Given their political clout and antipathy to Christian doctrines, some gay activists are likely to go after the tax-exempt status of Christian colleges that prohibit cohabitation of unmarried students, or openly homosexual ones, as well as churches that refuse to marry them. As with legal challenges to the owners of bakeries that have been in the news for refusing to bake a cake for same-sex weddings, activists who demand total conformity to their agenda will seek to put out of business and silence anyone who believes differently.
This is diversity? No, this is enforced orthodoxy of a different kind and thus in violation of the Constitution and the special protection the Founders gave to people of faith. It was Thomas Jefferson, a deist who edited his own version of the Bible, who said, “No provision in our Constitution ought to be dearer to man than that which protects the rights of conscience against the enterprises of the civil authority.”
In the Supreme Court’s decision reversing history, tradition and, yes, the biblical authority it tacitly acknowledges in the friezes on its wall honoring Moses and other law-givers, five unelected judges have imposed on more than 300 million Americans what many still believe to be an “abomination.” That may be changing, but the political process, not the court, should decide.
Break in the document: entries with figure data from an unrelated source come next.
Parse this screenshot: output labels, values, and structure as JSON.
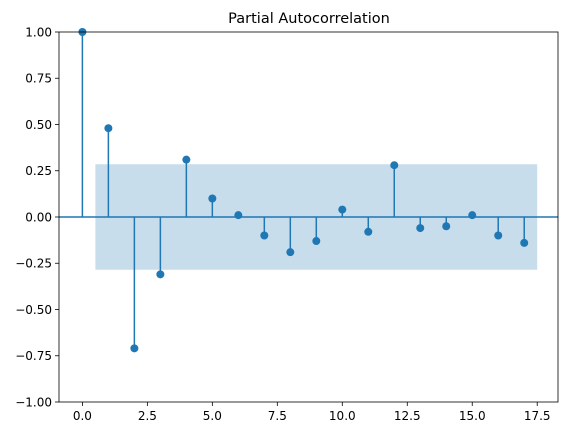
{
  "chart_data": {
    "type": "stem",
    "title": "Partial Autocorrelation",
    "xlabel": "",
    "ylabel": "",
    "xlim": [
      -0.9,
      18.3
    ],
    "ylim": [
      -1.0,
      1.0
    ],
    "x_ticks": [
      0.0,
      2.5,
      5.0,
      7.5,
      10.0,
      12.5,
      15.0,
      17.5
    ],
    "x_tick_labels": [
      "0.0",
      "2.5",
      "5.0",
      "7.5",
      "10.0",
      "12.5",
      "15.0",
      "17.5"
    ],
    "y_ticks": [
      -1.0,
      -0.75,
      -0.5,
      -0.25,
      0.0,
      0.25,
      0.5,
      0.75,
      1.0
    ],
    "y_tick_labels": [
      "−1.00",
      "−0.75",
      "−0.50",
      "−0.25",
      "0.00",
      "0.25",
      "0.50",
      "0.75",
      "1.00"
    ],
    "lags": [
      0,
      1,
      2,
      3,
      4,
      5,
      6,
      7,
      8,
      9,
      10,
      11,
      12,
      13,
      14,
      15,
      16,
      17
    ],
    "values": [
      1.0,
      0.48,
      -0.71,
      -0.31,
      0.31,
      0.1,
      0.01,
      -0.1,
      -0.19,
      -0.13,
      0.04,
      -0.08,
      0.28,
      -0.06,
      -0.05,
      0.01,
      -0.1,
      -0.14
    ],
    "confidence_band": {
      "x_range": [
        0.5,
        17.5
      ],
      "upper": 0.285,
      "lower": -0.285
    },
    "grid": false,
    "colors": {
      "stem": "#1f77b4",
      "band": "#1f77b4",
      "band_opacity": 0.25
    }
  }
}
In his strongly worded minority opinion on same-sex marriage, Chief Justice John Roberts said, “The court is not a legislature.” Nonetheless, the day before, Roberts acted as a legislator in again upholding the Affordable Care Act and its provision for providing federal subsidies to people in states that did not set up insurance exchanges, in violation of the language of that law. Roberts took upon himself the right to interpret what Congress intended, rather than let the law speak for itself.
Modern Republican presidents, beginning with Dwight Eisenhower, have had a checkered record when it comes to their Supreme Court appointments. Ike called his nomination of Earl Warren, who quickly tacked left, “the biggest damned fool mistake I ever made.” There have been several other justices nominated by Republican presidents who have turned out to be liberal wolves in conservative clothing. Their names comprise a judicial hall of shame: Blackmun, Burger, Stevens, O’Connor, Kennedy, Souter and now, at least based on his Obamacare position, Roberts. This never seems to work in reverse, with liberals becoming conservative once on the bench.
I asked Republican presidential candidate Jeb Bush about this mixed GOP track record during his recent visit to Washington, where he spoke to a conservative gathering. Bush said that if elected president he would conduct extensive interviews with potential nominees to the court to make sure they have a conservative constitutional view of the law. He allowed that even then there were no “guarantees” a justice would remain conservative.
If the zeitgeist and politics are more persuasive to some justices than the Constitution and the intent of the Founders, then justices should be held accountable by the political system and their terms limited.